Six months. That's a long time for a nineteen-year-old. A lot can happen in six months. One can finally graduate from school, move out of the motherly abode and seek to get a job to support one's music career. Or make friends, go partying, enjoy youth. My cheeks started to burn. Really, I was such a moron to have the thoughts I had when my boyfriend couldn't be more caring and supportive. But it wasn't my fault I saw him more as a friend than a lover.

"You never told me how the gig was," Gael said, as though reading my mind. I raised my gaze to meet his dark eyes.

"Great. But I might as well have mimed naked on stage."

He smiled. "Now that would've definitely grabbed everyone’s attention."

"Everyone was so drunk I doubt they'd have noticed the difference."

"You have to start somewhere. You'll be a star soon enough." He always said that which is why I had learned to keep my mouth shut and never tell him about my gigs.

"Why Rio?" I asked, changing the subject.

"What?"

I moistened my lips. "You never told me why you're taking me to Brazil."

Gael averted his gaze. His eyes glazing over for a moment told me he was considering his answer. Maybe he was even hiding something from me. Even though we had only been dating for months, I had known him and his family for way longer, even before my sister died and his brother was killed around the same time. While I was still having nightmares, Gael seemed to barely remember Derrick's name.

"It's a beautiful city…for lovers," he said eventually.

"Been there before?" I marveled at how I wasn't even jealous that he had invited other girls to join him on his vacations.

He shrugged. "A few times."

I laughed, feeling the uneasiness in the pit of my stomach again. "Care to elaborate?"

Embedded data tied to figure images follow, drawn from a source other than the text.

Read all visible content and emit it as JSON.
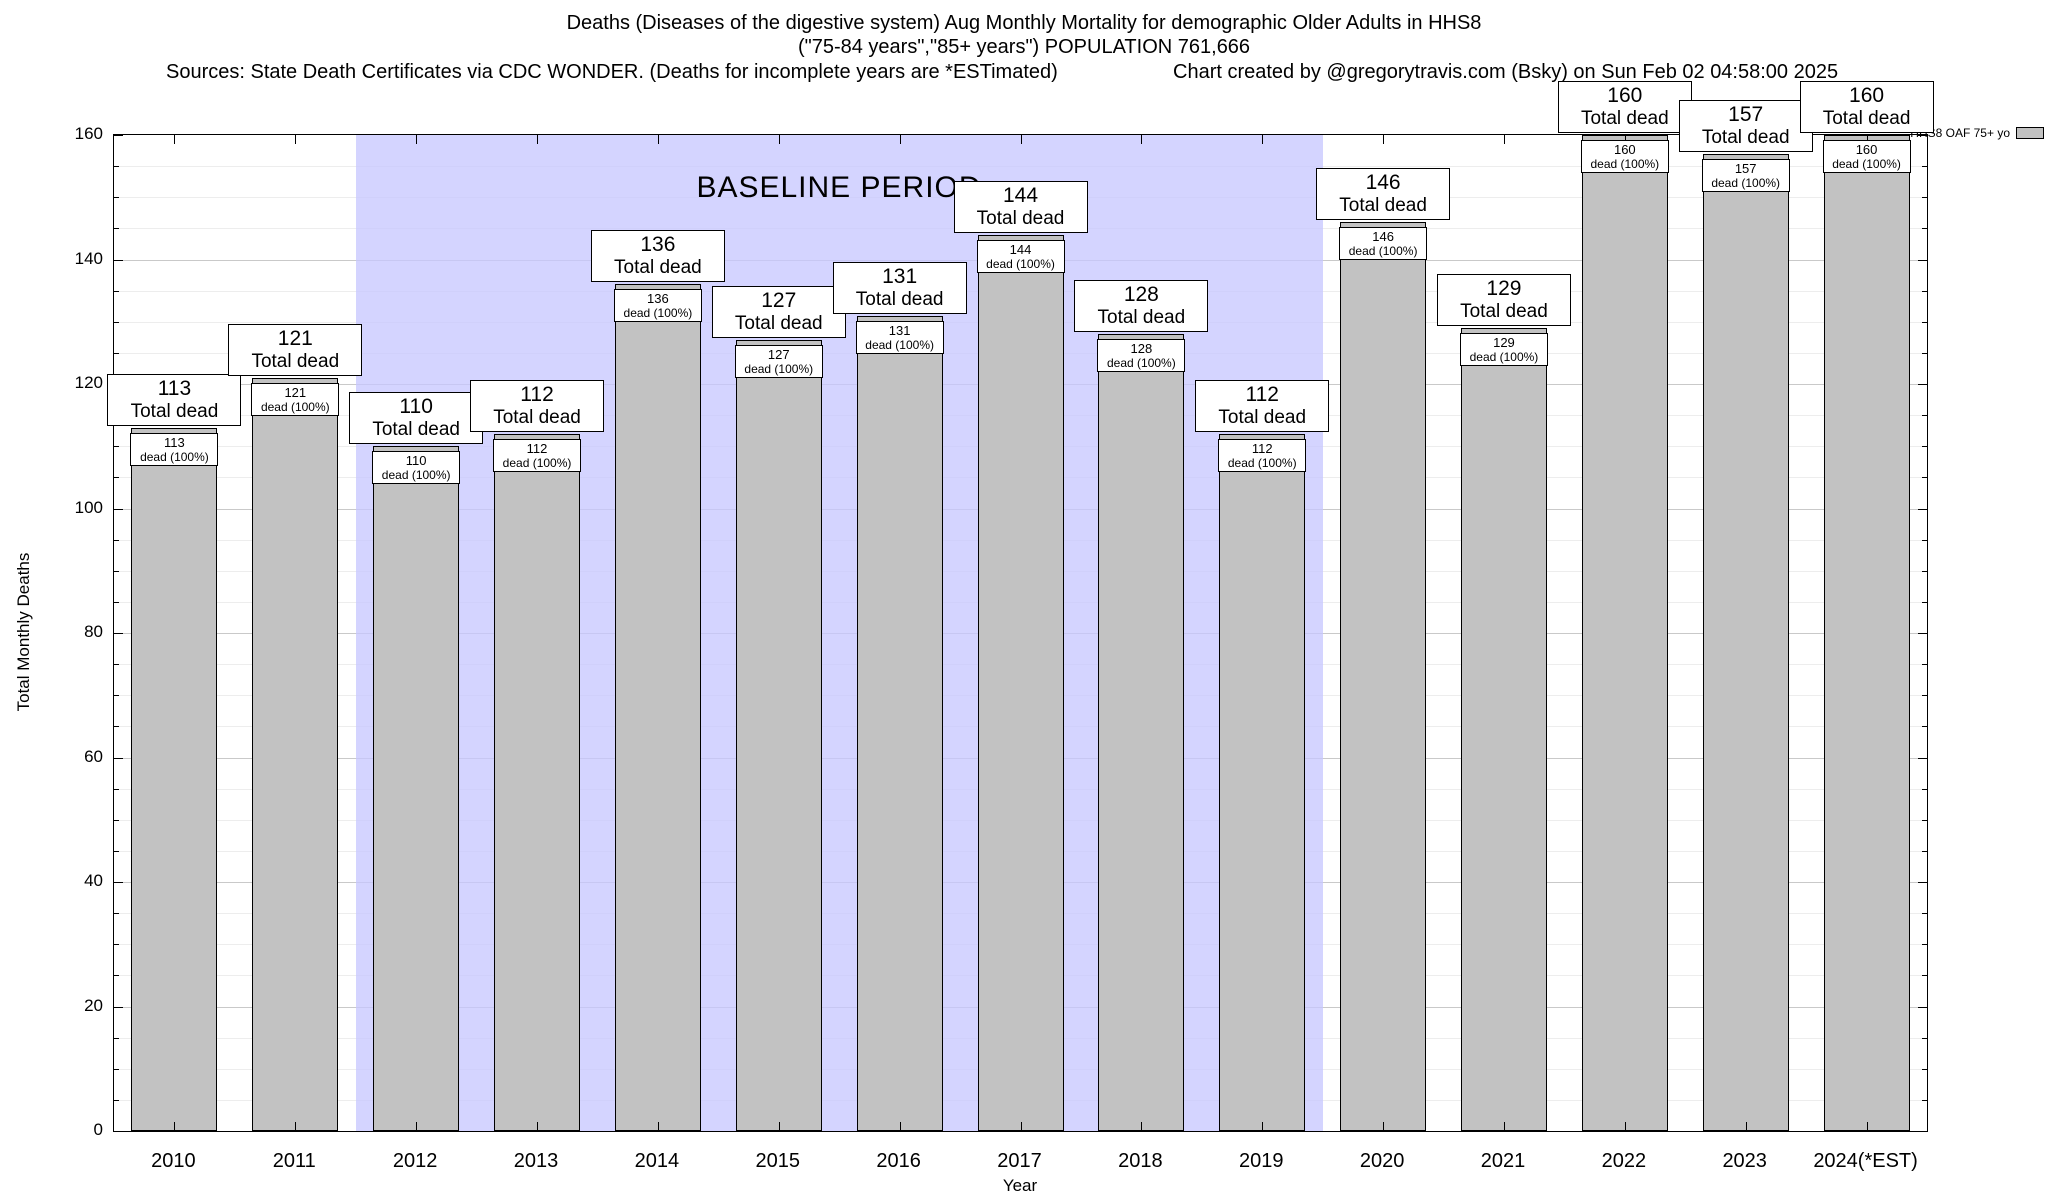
{
  "header": {
    "title_line1": "Deaths (Diseases of the digestive system) Aug Monthly Mortality for demographic Older Adults in HHS8",
    "title_line2": "(\"75-84 years\",\"85+ years\") POPULATION 761,666",
    "sources": "Sources: State Death Certificates via CDC WONDER. (Deaths for incomplete years are *ESTimated)",
    "credit": "Chart created by @gregorytravis.com (Bsky) on Sun Feb 02 04:58:00 2025"
  },
  "chart_data": {
    "type": "bar",
    "title": "Deaths (Diseases of the digestive system) Aug Monthly Mortality for demographic Older Adults in HHS8",
    "subtitle": "(\"75-84 years\",\"85+ years\") POPULATION 761,666",
    "categories": [
      "2010",
      "2011",
      "2012",
      "2013",
      "2014",
      "2015",
      "2016",
      "2017",
      "2018",
      "2019",
      "2020",
      "2021",
      "2022",
      "2023",
      "2024(*EST)"
    ],
    "values": [
      113,
      121,
      110,
      112,
      136,
      127,
      131,
      144,
      128,
      112,
      146,
      129,
      160,
      157,
      160
    ],
    "bar_label_suffix": "Total dead",
    "inner_label_suffix": "dead (100%)",
    "xlabel": "Year",
    "ylabel": "Total Monthly Deaths",
    "ylim": [
      0,
      160
    ],
    "ytick_step": 20,
    "grid": "horizontal",
    "baseline": {
      "label": "BASELINE PERIOD",
      "start_index": 2,
      "end_index": 9
    },
    "legend": {
      "label": "HHS8 OAF 75+ yo",
      "position": "top-right"
    },
    "colors": {
      "bar": "#c2c2c2",
      "baseline_band": "#ccccff",
      "grid_major": "#c9c9c9"
    }
  }
}
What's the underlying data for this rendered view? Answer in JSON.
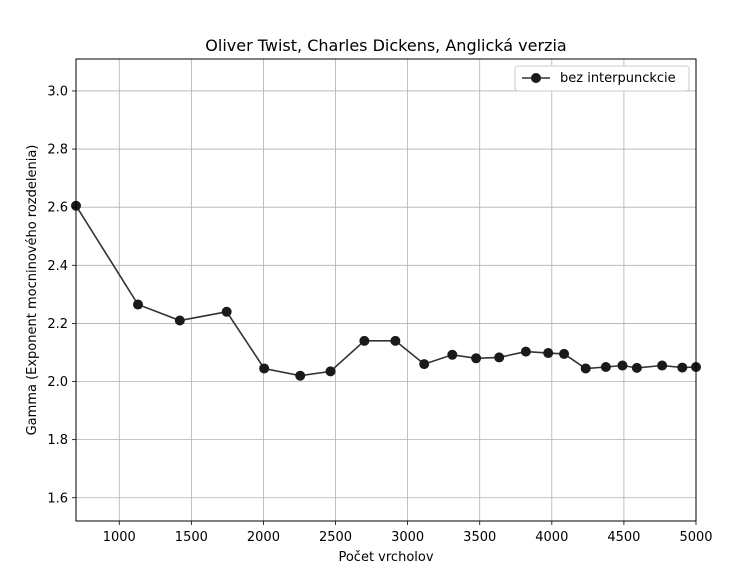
{
  "chart_data": {
    "type": "line",
    "title": "Oliver Twist, Charles Dickens, Anglická verzia",
    "xlabel": "Počet vrcholov",
    "ylabel": "Gamma (Exponent mocninového rozdelenia)",
    "xlim": [
      700,
      5000
    ],
    "ylim": [
      1.52,
      3.11
    ],
    "xticks": [
      1000,
      1500,
      2000,
      2500,
      3000,
      3500,
      4000,
      4500,
      5000
    ],
    "xtick_labels": [
      "1000",
      "1500",
      "2000",
      "2500",
      "3000",
      "3500",
      "4000",
      "4500",
      "5000"
    ],
    "yticks": [
      1.6,
      1.8,
      2.0,
      2.2,
      2.4,
      2.6,
      2.8,
      3.0
    ],
    "ytick_labels": [
      "1.6",
      "1.8",
      "2.0",
      "2.2",
      "2.4",
      "2.6",
      "2.8",
      "3.0"
    ],
    "grid": true,
    "legend_position": "top-right",
    "series": [
      {
        "name": "bez interpunckcie",
        "color": "#333333",
        "marker": "circle",
        "x": [
          700,
          1130,
          1420,
          1745,
          2005,
          2255,
          2465,
          2700,
          2915,
          3115,
          3310,
          3475,
          3635,
          3820,
          3975,
          4085,
          4235,
          4375,
          4490,
          4590,
          4765,
          4905,
          5000
        ],
        "y": [
          2.605,
          2.265,
          2.21,
          2.24,
          2.045,
          2.02,
          2.035,
          2.14,
          2.14,
          2.06,
          2.092,
          2.08,
          2.083,
          2.103,
          2.098,
          2.095,
          2.045,
          2.05,
          2.055,
          2.047,
          2.055,
          2.048,
          2.05
        ]
      }
    ]
  }
}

"There isn't much to say."

His lips curled into a grin. I nudged him playfully. "Ah, I like your style. So you take a chick down there, and then get her all drunk on samba and the Brazilian flair so you can hook up with her. Not bad. If I were a guy with money I might just do the same. Not."

He laughed as he pulled me closer. "No other girls, Soph. Just me and my family on a boring, private beach. I didn’t really have a good time." He pointed behind me. "Let's board."

I nodded and followed him through the usual boarding motions. A flight attendant accompanied us to the aircraft.

"Take a seat. I'll be right back," Gael said.

Shrugging, I did as he instructed, surprised to find Gael had booked us first class seats with all the extra perks. Then again, what did I expect? That he fly economy like every other normal human being? As I slumped into my window seat with the extra legroom, I watched him talking to the flight attendant, his voice too low to hear, his hand hovering in mid-air mere inches away from her arm. I turned away, slightly irritated with myself that I still wasn't feeling the jealousy I thought I should feel.

Gael returned to his seat with a glass of water, which I drank hastily. "Ready for the trip of your life?" he asked, grabbing my hand.

"Looking forward to it." I smiled and leaned back. My eyes felt heavy after the lack of sleep from last night. I let myself drift into an uneasy nap accompanied by the sound of fluttering wings inside my head.